3) In the keynote, the demo of logging into to other services like Spotify appears to just be stealing the auth tokens from the laptop and shipping them to the R1 device. Not a good sign.
4) The founder's voice-over insists that "we value privacy" and "we do not hack" and "we do not create fake users." Protests too much?
5) They're not really addressing the trust-building necessary to convince people to use this like a personal assistant. It's waaaay too opaque.
Neat product, though. Maybe they're just launching super early, nothing is figured out yet, the website isn't done, etc.
> Record your actions, explain them with your voice, and play them to rabbit OS. LAM will learn the nuances and create a rabbit that can be applied to various scenarios.
> What if you create a rabbit that could be useful to others?
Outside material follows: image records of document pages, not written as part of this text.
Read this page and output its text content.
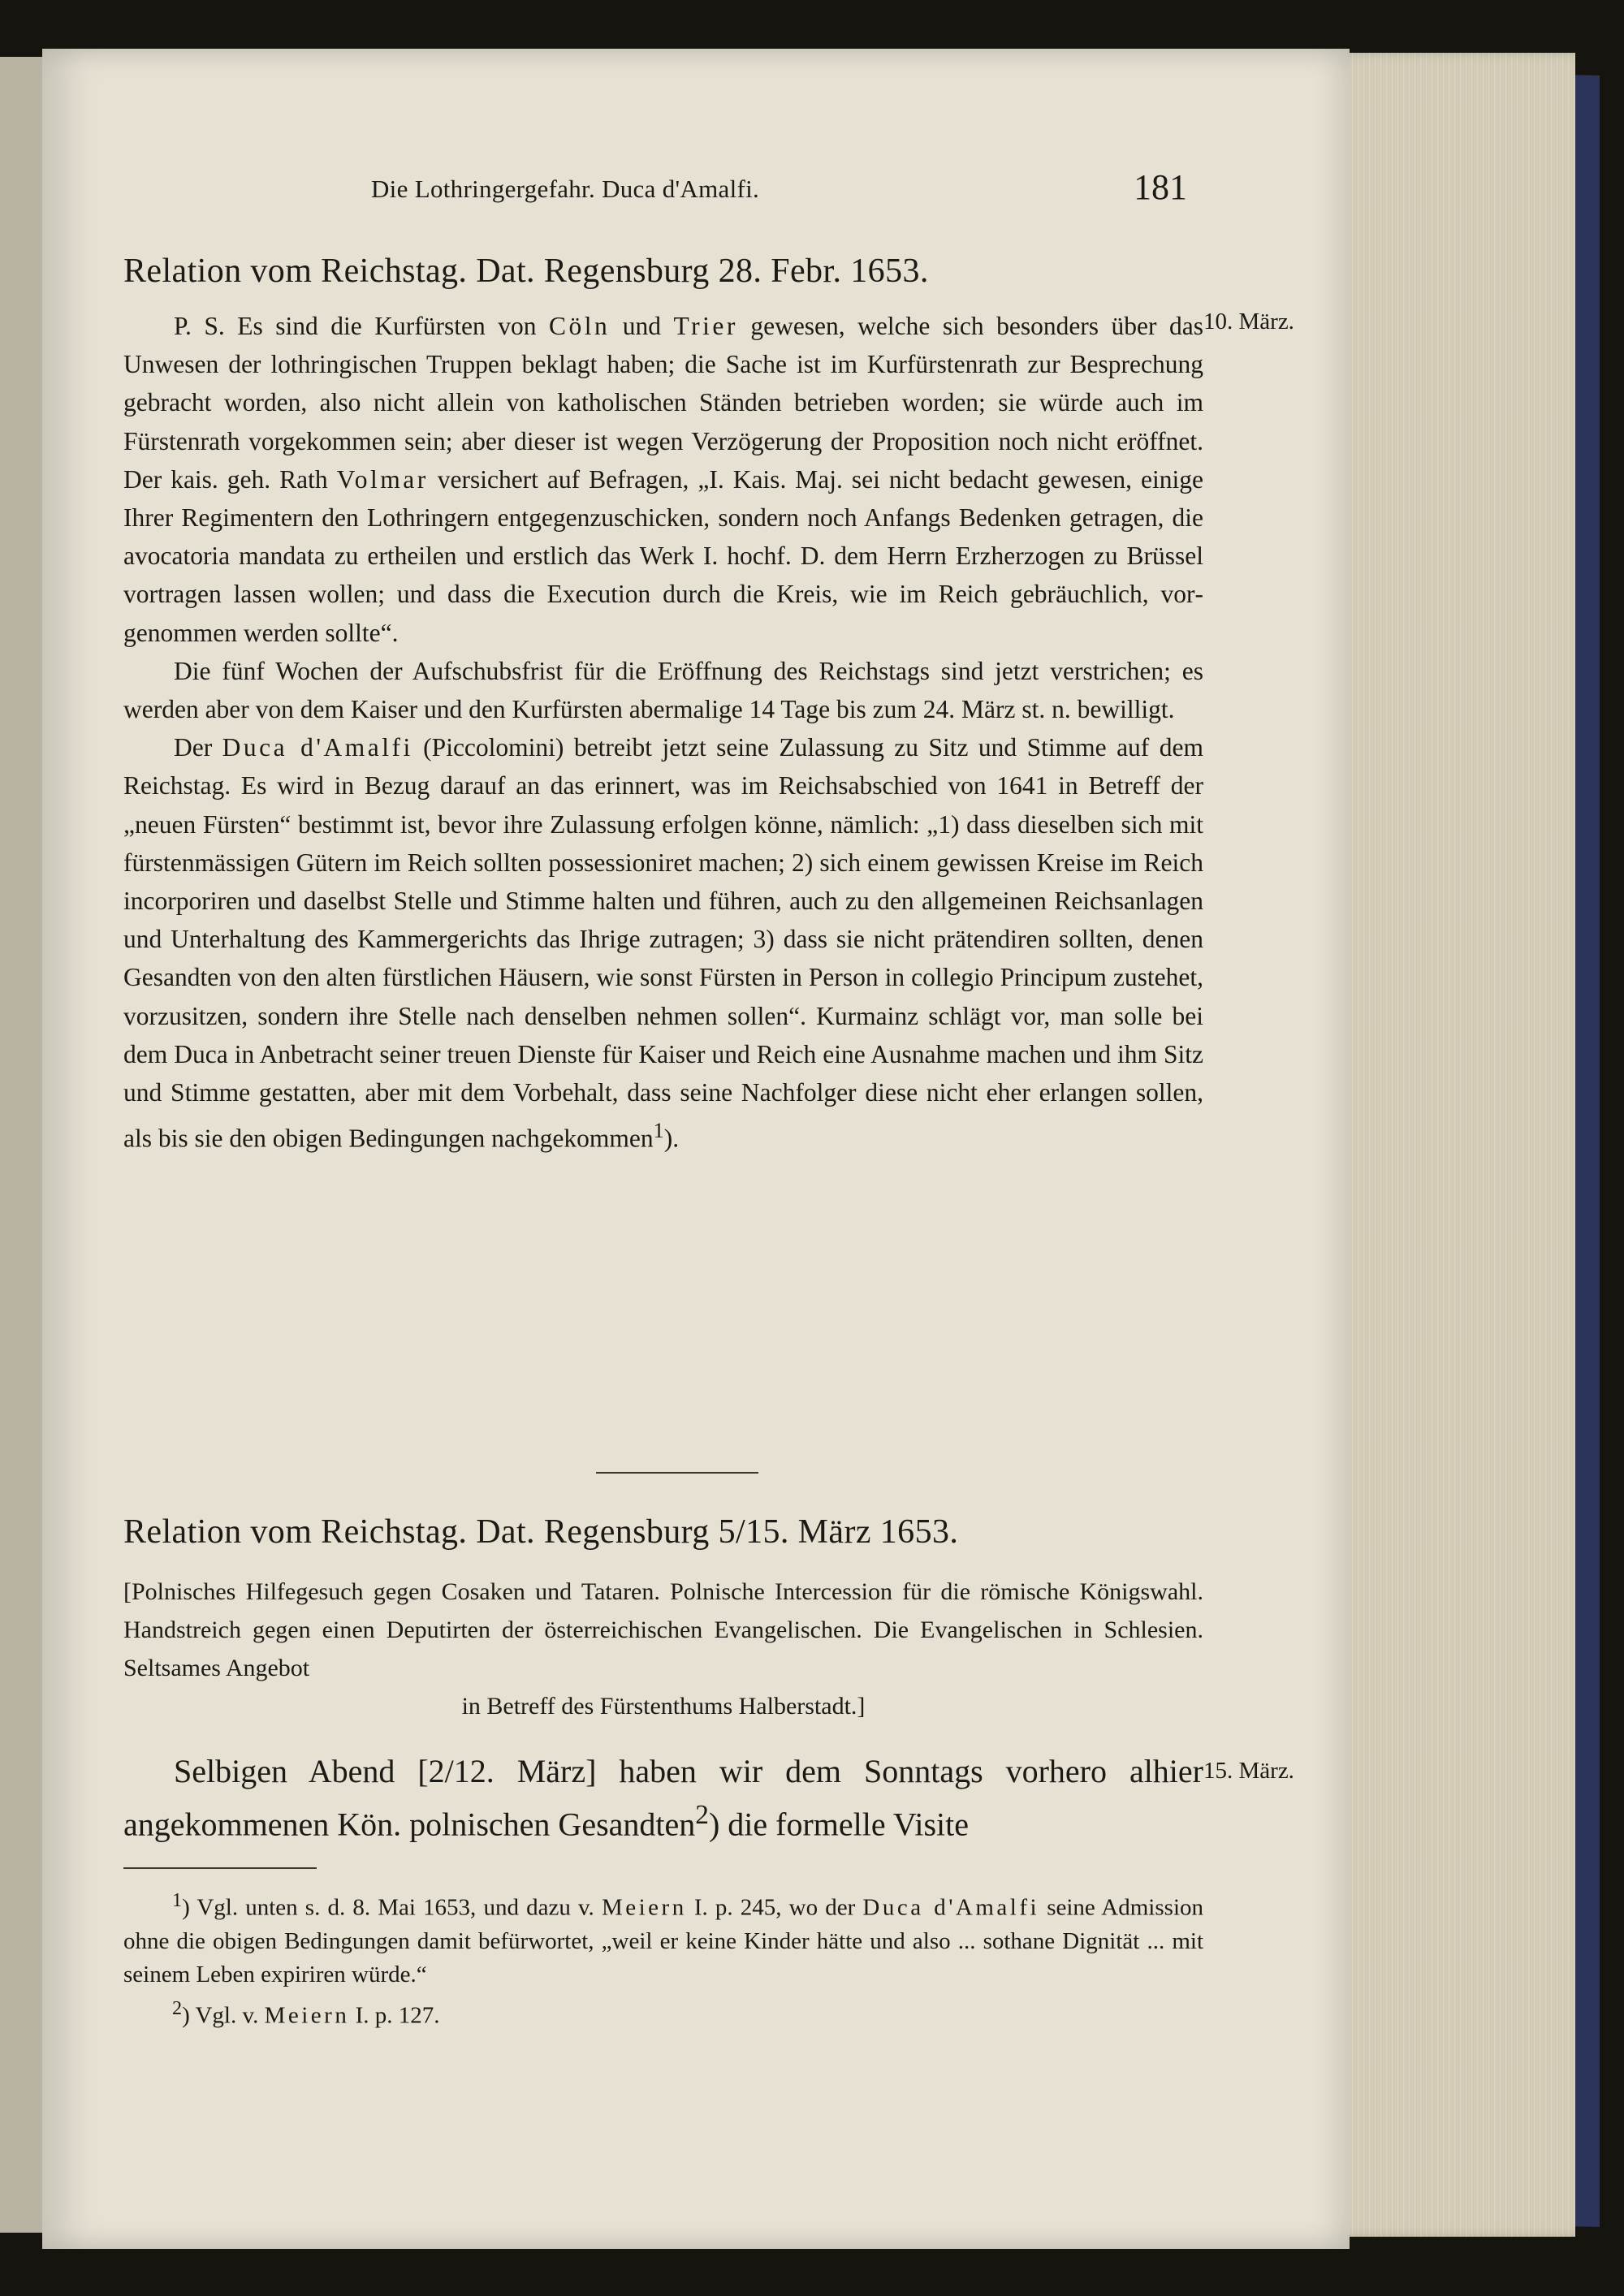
Die Lothringergefahr. Duca d'Amalfi.	181
Relation vom Reichstag. Dat. Regensburg 28. Febr. 1653.
10. März.

P. S. Es sind die Kurfürsten von Cöln und Trier gewesen, welche sich besonders über das Unwesen der lothringischen Truppen beklagt haben; die Sache ist im Kurfürstenrath zur Besprechung gebracht worden, also nicht allein von katholischen Ständen betrieben worden; sie würde auch im Fürstenrath vorgekommen sein; aber dieser ist wegen Verzögerung der Proposition noch nicht eröffnet. Der kais. geh. Rath Volmar versichert auf Befragen, „I. Kais. Maj. sei nicht bedacht gewesen, einige Ihrer Regimentern den Lothringern entgegenzuschicken, sondern noch Anfangs Bedenken getragen, die avocatoria mandata zu ertheilen und erstlich das Werk I. hochf. D. dem Herrn Erzherzogen zu Brüssel vortragen lassen wollen; und dass die Execution durch die Kreis, wie im Reich gebräuchlich, vorgenommen werden sollte“.

Die fünf Wochen der Aufschubsfrist für die Eröffnung des Reichstags sind jetzt verstrichen; es werden aber von dem Kaiser und den Kurfürsten abermalige 14 Tage bis zum 24. März st. n. bewilligt.

Der Duca d'Amalfi (Piccolomini) betreibt jetzt seine Zulassung zu Sitz und Stimme auf dem Reichstag. Es wird in Bezug darauf an das erinnert, was im Reichsabschied von 1641 in Betreff der „neuen Fürsten“ bestimmt ist, bevor ihre Zulassung erfolgen könne, nämlich: „1) dass dieselben sich mit fürstenmässigen Gütern im Reich sollten possessioniret machen; 2) sich einem gewissen Kreise im Reich incorporiren und daselbst Stelle und Stimme halten und führen, auch zu den allgemeinen Reichsanlagen und Unterhaltung des Kammergerichts das Ihrige zutragen; 3) dass sie nicht prätendiren sollten, denen Gesandten von den alten fürstlichen Häusern, wie sonst Fürsten in Person in collegio Principum zustehet, vorzusitzen, sondern ihre Stelle nach denselben nehmen sollen“. Kurmainz schlägt vor, man solle bei dem Duca in Anbetracht seiner treuen Dienste für Kaiser und Reich eine Ausnahme machen und ihm Sitz und Stimme gestatten, aber mit dem Vorbehalt, dass seine Nachfolger diese nicht eher erlangen sollen, als bis sie den obigen Bedingungen nachgekommen$^1$).

Relation vom Reichstag. Dat. Regensburg 5/15. März 1653.

[Polnisches Hilfegesuch gegen Cosaken und Tataren. Polnische Intercession für die römische Königswahl. Handstreich gegen einen Deputirten der österreichischen Evangelischen. Die Evangelischen in Schlesien. Seltsames Angebot

in Betreff des Fürstenthums Halberstadt.]

15. März.

Selbigen Abend [2/12. März] haben wir dem Sonntags vorhero alhier angekommenen Kön. polnischen Gesandten$^2$) die formelle Visite

$^1$) Vgl. unten s. d. 8. Mai 1653, und dazu v. Meiern I. p. 245, wo der Duca d'Amalfi seine Admission ohne die obigen Bedingungen damit befürwortet, „weil er keine Kinder hätte und also ... sothane Dignität ... mit seinem Leben expiriren würde.“

$^2$) Vgl. v. Meiern I. p. 127.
You can monetize and distribute it on our upcoming rabbit store.
This is neat right up until "monetize", where everything flips from being a potentially cool community group of reproducible actions, to a pile of spam and bot-generated bullshit
Extra negative taste points for wanting a "cool SUV" for a trip to London.
https://www.theverge.com/circuitbreaker/2017/11/16/16664846/...
There's no way this isn't a nonfunctional brick in 18-36 months when they go bust.
2 reasons:
- It will be better as a phone. People will not use it and the initial hype will die quickly.
- It is seemingly useful but useless in practice because many things are impossible to do. The demo is already so fake.
With the two above reasons, the momentum and funding will dry up quickly.
Check back in a year.
ALL AI wearable companies should return their money to investors, and wait for the AR glasses by Apple.
AR glasses are the ultimate form factor. And as much as I hate monopoly, Apple has the right app/dev ecosystem, and will make Siri work.